Hosney M. El-daly, PhD
Department of Linguistics
Faculty of Humanities and
Social Sciences
United Arab Emirates


This study was undertaken to investigate the written performance of ten foreign students – five native Arabic speakers and five native Spanish speakers – at the University of Pittsburgh, USA. The purpose was to better understand the role of grammar knowledge in the written productions of foreign students. The data were obtained from: a questionnaire, two writing tasks, focused and unfocused error correction tasks, and interviews.

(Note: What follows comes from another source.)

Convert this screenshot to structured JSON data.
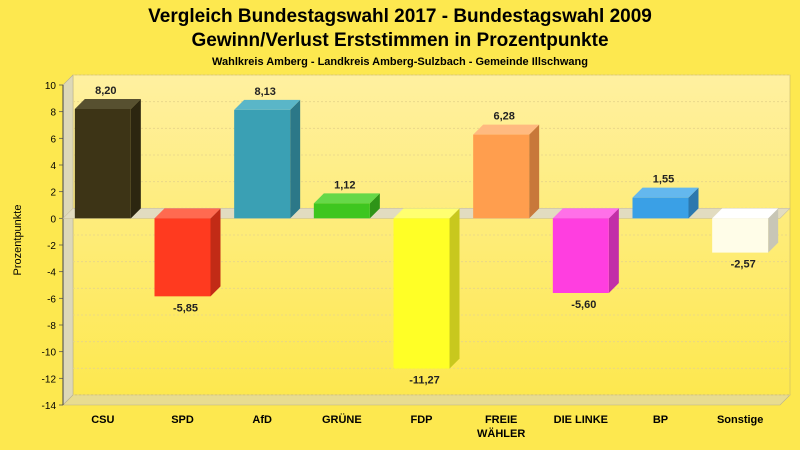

The questions that guided the analyses were (1) what is the relationship between students’ knowledge of grammar and the accuracy of their written productions?; (2) what does the change in students’ performance tell us about the depth of their knowledge and strategies in correcting grammar errors? and finally, (3) what factors affect L2 learners’ accurate performance in writing, apart from their level of morphosyntactic competence? Results showed that assessing L2 learners’ performance in writing is not an easy task and, therefore, we need to consider it from more than one perspective. It should encompass both elements of fluency, represented in their ability to demonstrate facility in producing language; and accuracy, represented in their ability not to make errors. The subjects’ performance in writing and correction tasks was not systematic or unitary. This suggests that L2 learners’ proficiency is not an absolute construct and, that the learner who performs highly in one task will not necessarily perform at the same high level in another task. Students’ errors in writing appeared to be due to their incomplete knowledge of grammar, their focus on the meaning, and the complexity of writing as a multi-dimensional activity. Drawing students’ attention to the location of errors appeared to positively affect their abilities to correct them.

Key words: Grammar Knowledge, Narrative, Persuasive Writing.